Monday, July 21, 2008

The Togetherness Trap

Number 3 of this series of 12 Traps:

Dear Friend

Pause with me and now consider the next trap mentioned by Brent A Barlow:
The Togetherness Trap

The TOGETHERNESS TRAP:
Having either too little or too much identity and bonding as a married couple.

Togetherness: The quality, state, or condition of being together or in a union, proximity, or contact; warm fellowship, as among members of a family.

The trap we sometimes get into is believing that when we are in our spouses presence, we are “together”. …we can sometimes be physically present and psychologically absent.

Some of us are companions by definition and identity only. We live, eat and work in close proximity, yet we are not very close… we have had a wedding but not yet experienced a marriage… we spent time together though emotionally and psychologically we are as distant as if we lived hundreds of miles apart.

On the other hand - there is the other equally devastating side of this trap: we can become too close, too bound together in our marriage.

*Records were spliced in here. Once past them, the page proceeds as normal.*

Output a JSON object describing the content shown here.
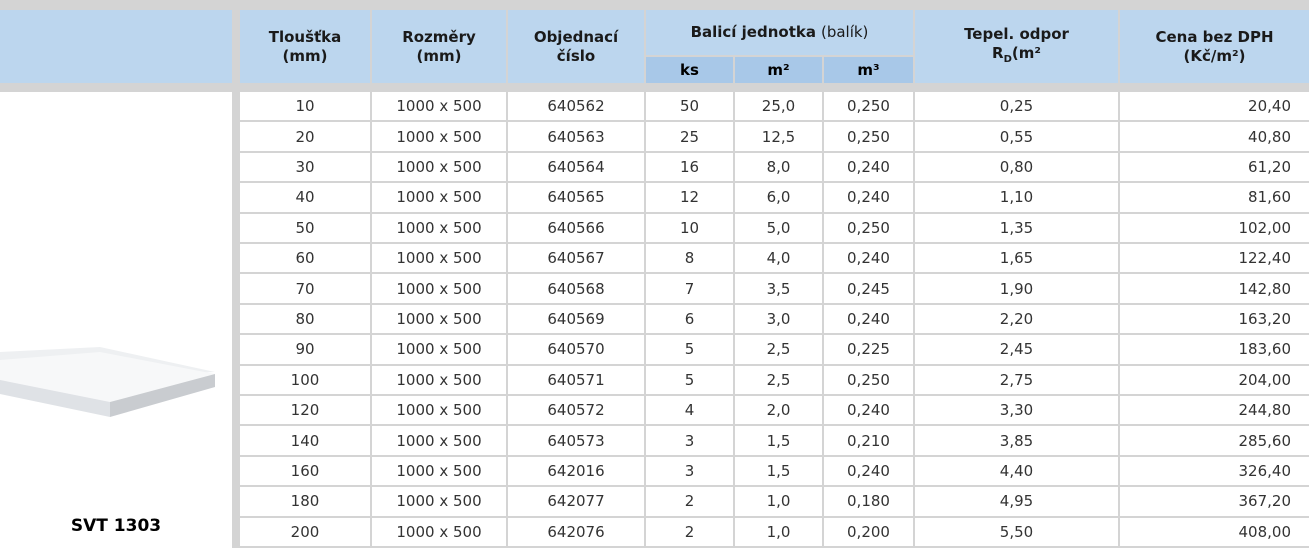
{
  "header": {
    "thickness": [
      "Tloušťka",
      "(mm)"
    ],
    "dimensions": [
      "Rozměry",
      "(mm)"
    ],
    "order_number": [
      "Objednací",
      "číslo"
    ],
    "package": {
      "title": "Balicí jednotka",
      "note": "(balík)",
      "columns": [
        "ks",
        "m²",
        "m³"
      ]
    },
    "resistance": {
      "line1": "Tepel. odpor",
      "line2": [
        "R",
        "D",
        "(m²",
        "",
        "",
        "",
        "",
        ""
      ]
    },
    "price": [
      "Cena bez DPH",
      "(Kč/m²)"
    ]
  },
  "product": "SVT 1303",
  "table": {
    "rows": [
      [
        "10",
        "1000 x 500",
        "640562",
        "50",
        "25,0",
        "0,250",
        "0,25",
        "20,40"
      ],
      [
        "20",
        "1000 x 500",
        "640563",
        "25",
        "12,5",
        "0,250",
        "0,55",
        "40,80"
      ],
      [
        "30",
        "1000 x 500",
        "640564",
        "16",
        "8,0",
        "0,240",
        "0,80",
        "61,20"
      ],
      [
        "40",
        "1000 x 500",
        "640565",
        "12",
        "6,0",
        "0,240",
        "1,10",
        "81,60"
      ],
      [
        "50",
        "1000 x 500",
        "640566",
        "10",
        "5,0",
        "0,250",
        "1,35",
        "102,00"
      ],
      [
        "60",
        "1000 x 500",
        "640567",
        "8",
        "4,0",
        "0,240",
        "1,65",
        "122,40"
      ],
      [
        "70",
        "1000 x 500",
        "640568",
        "7",
        "3,5",
        "0,245",
        "1,90",
        "142,80"
      ],
      [
        "80",
        "1000 x 500",
        "640569",
        "6",
        "3,0",
        "0,240",
        "2,20",
        "163,20"
      ],
      [
        "90",
        "1000 x 500",
        "640570",
        "5",
        "2,5",
        "0,225",
        "2,45",
        "183,60"
      ],
      [
        "100",
        "1000 x 500",
        "640571",
        "5",
        "2,5",
        "0,250",
        "2,75",
        "204,00"
      ],
      [
        "120",
        "1000 x 500",
        "640572",
        "4",
        "2,0",
        "0,240",
        "3,30",
        "244,80"
      ],
      [
        "140",
        "1000 x 500",
        "640573",
        "3",
        "1,5",
        "0,210",
        "3,85",
        "285,60"
      ],
      [
        "160",
        "1000 x 500",
        "642016",
        "3",
        "1,5",
        "0,240",
        "4,40",
        "326,40"
      ],
      [
        "180",
        "1000 x 500",
        "642077",
        "2",
        "1,0",
        "0,180",
        "4,95",
        "367,20"
      ],
      [
        "200",
        "1000 x 500",
        "642076",
        "2",
        "1,0",
        "0,200",
        "5,50",
        "408,00"
      ]
    ]
  }
}
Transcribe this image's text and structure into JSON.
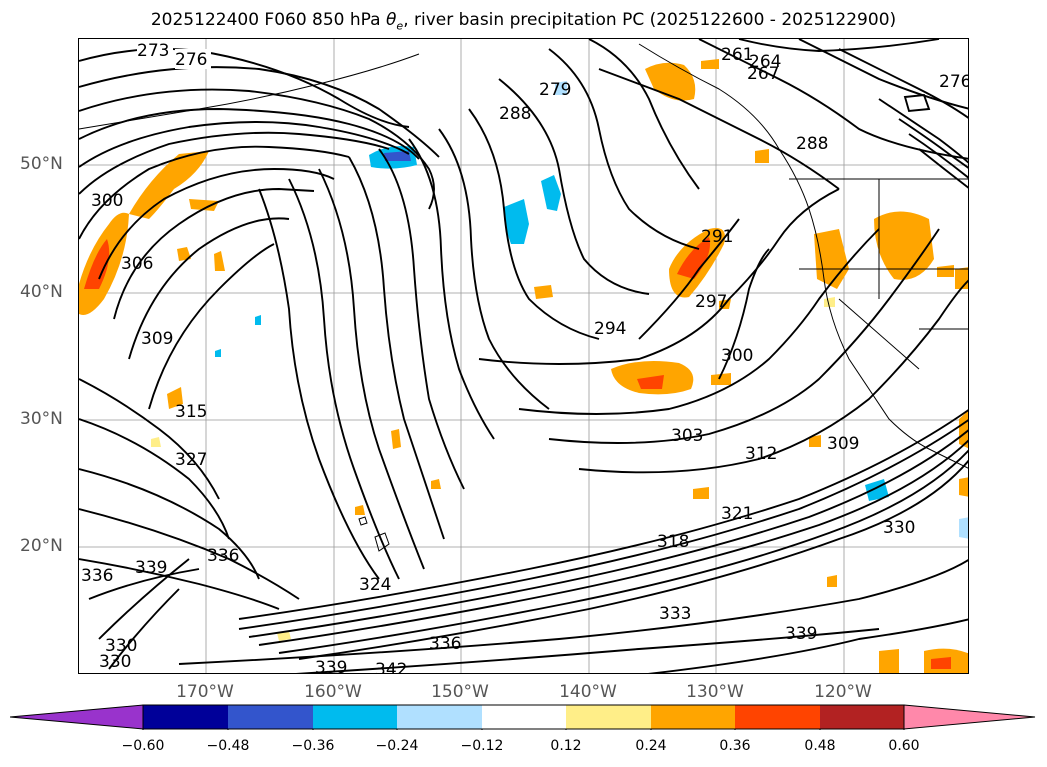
{
  "title_main": "2025122400 F060 850 hPa ",
  "title_sym": "θ",
  "title_sub": "e",
  "title_rest": ", river basin precipitation PC (2025122600 - 2025122900)",
  "lat_labels": [
    "50°N",
    "40°N",
    "30°N",
    "20°N"
  ],
  "lon_labels": [
    "170°W",
    "160°W",
    "150°W",
    "140°W",
    "130°W",
    "120°W"
  ],
  "contour_labels": [
    "273",
    "276",
    "261",
    "264",
    "267",
    "276",
    "279",
    "288",
    "288",
    "300",
    "306",
    "309",
    "291",
    "297",
    "294",
    "300",
    "315",
    "327",
    "303",
    "312",
    "309",
    "321",
    "318",
    "330",
    "336",
    "339",
    "336",
    "324",
    "336",
    "333",
    "339",
    "339",
    "342",
    "330",
    "330"
  ],
  "colorbar": {
    "ticks": [
      "−0.60",
      "−0.48",
      "−0.36",
      "−0.24",
      "−0.12",
      "0.12",
      "0.24",
      "0.36",
      "0.48",
      "0.60"
    ],
    "colors": [
      "#9933cc",
      "#000099",
      "#3355cc",
      "#00bbee",
      "#b0e0ff",
      "#ffffff",
      "#ffee88",
      "#ffa500",
      "#ff4400",
      "#b22222",
      "#ff88aa"
    ]
  }
}
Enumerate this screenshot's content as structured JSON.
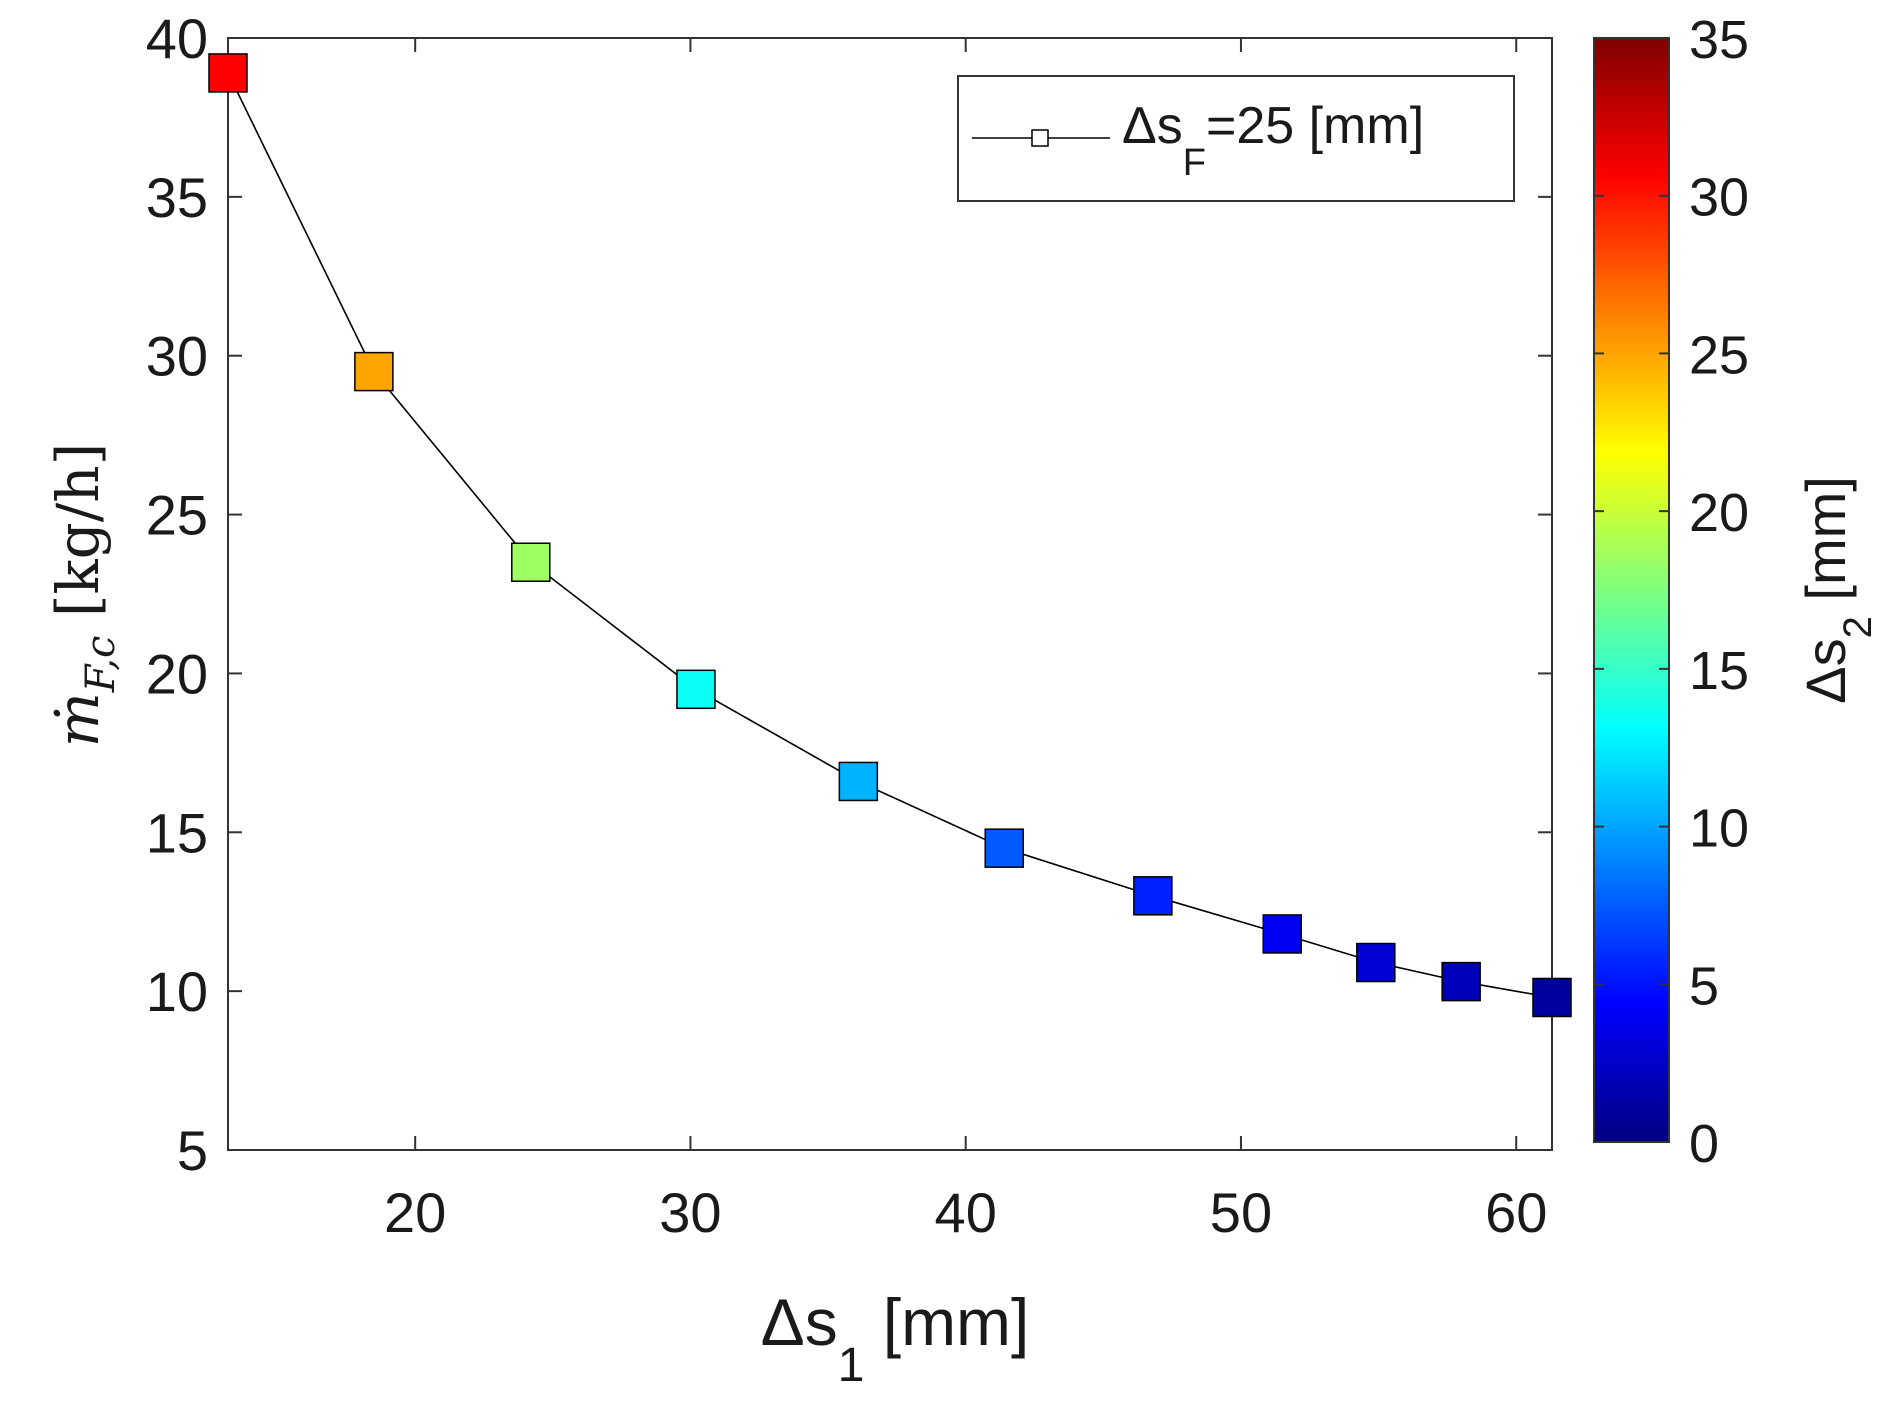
{
  "chart_data": {
    "type": "scatter",
    "title": "",
    "xlabel": {
      "main": "Δs",
      "sub": "1",
      "unit": " [mm]"
    },
    "ylabel": {
      "main": "ṁ",
      "sub": "F,c",
      "unit": " [kg/h]"
    },
    "xlim": [
      13.2,
      61.3
    ],
    "ylim": [
      5,
      40
    ],
    "xticks": [
      20,
      30,
      40,
      50,
      60
    ],
    "yticks": [
      5,
      10,
      15,
      20,
      25,
      30,
      35,
      40
    ],
    "grid": false,
    "legend": {
      "position": "top-right",
      "label": {
        "main": "Δs",
        "sub": "F",
        "rest": "=25 [mm]"
      }
    },
    "colorbar": {
      "label": {
        "main": "Δs",
        "sub": "2",
        "unit": " [mm]"
      },
      "range": [
        0,
        35
      ],
      "ticks": [
        0,
        5,
        10,
        15,
        20,
        25,
        30,
        35
      ],
      "colormap": "jet"
    },
    "series": [
      {
        "name": "Δs_F=25 [mm]",
        "line_color": "#000000",
        "marker": "square",
        "points": [
          {
            "x": 13.2,
            "y": 38.9,
            "c": 30.6
          },
          {
            "x": 18.5,
            "y": 29.5,
            "c": 25.0
          },
          {
            "x": 24.2,
            "y": 23.5,
            "c": 18.5
          },
          {
            "x": 30.2,
            "y": 19.5,
            "c": 13.5
          },
          {
            "x": 36.1,
            "y": 16.6,
            "c": 10.5
          },
          {
            "x": 41.4,
            "y": 14.5,
            "c": 7.5
          },
          {
            "x": 46.8,
            "y": 13.0,
            "c": 5.5
          },
          {
            "x": 51.5,
            "y": 11.8,
            "c": 4.0
          },
          {
            "x": 54.9,
            "y": 10.9,
            "c": 3.0
          },
          {
            "x": 58.0,
            "y": 10.3,
            "c": 2.0
          },
          {
            "x": 61.3,
            "y": 9.8,
            "c": 1.0
          }
        ]
      }
    ]
  }
}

“A young man got me out of bed one night. He wanted to talk and I agreed to listen. The new groom was upset because his wife of seven months was going home to visit her parents for two weeks… The longer he talked, the more I knew why. They were too close and their lives too meshed – a common problem for newlyweds.” - Dr Brent A Barlow

There is a season and a time for every purpose: “a time to embrace, and a time to refrain from embracing.”
Ecclesiastes 3:1-8

M Scott Peck writes: “The genuine lover always perceives the beloved as someone who has a totally separate identity…Genuine love not only respects the individuality of the other, but actually seeks to cultivate it.” “The Road Less Traveled” pp 161, 166, 168.

Getting out of the TOGETHERNESS TRAP: LDS – Let’s Do Something!

How do each of us answer these statements?
Talk together afterwards about it.

In what ways is our marriage perceived the same way by each of us? In what ways differently?
How would I like our marriage to be in five year’s time? Do you agree? Why? Why not?
What can I do today/this week/year to get there?

Togetherness might be redefined as the emotional bonding marriage partners have towards each other.

Let the journey continue towards mutual respect and healthy togetherness.

Our marriage now…

1. I can, and sometimes do, ask you for help when I need it
2. When problems arise, I can, and sometimes do, compromise
3. I approve of your friends
4. I am flexible in how I handle our differences
5. I like to do things with you
6. I can, and sometimes do, take turns acting as leader in our marriage
7. I feel closer to you than to others outside the marriage
8. I can, and sometimes do, change my way of handling tasks
9. I like to spend free time with you
10. I can, and sometimes do, try new ways of dealing with problems
11. I feel very close to you
12. I can, and sometimes do, jointly make decisions with you
13. We share some hobbies/interests
14. Rules change and evolve in our marriage
15. We can, and sometimes do, easily think of things to do together
16. We can, and sometimes do, shift household responsibilities
17. I can, and sometimes do, consult you on my decisions
18. I find it hard to identify the leader in our marriage
19. Togetherness is a top priority for me
20. It is hard to tell who does which household chores in our home

How I would like our marriage to be in five year’s time…

What three things do I appreciate that you do in our marriage?

What three things would you like me to do differently in our marriage?
(I might agree to choose one or more and work on it…)

What do I freely and of my own choosing want to do differently
that might make a difference in the right direction (in my opinion)
in our marriage? (If it doesn’t work… I’ll rethink the matter!)

What constructive changes can I make? Do I want to? When?

Have fun. If at first you don’t succeed in reaching the togetherness balance for you both…
try, try, try again. Perseverance towards a worthy goal pays.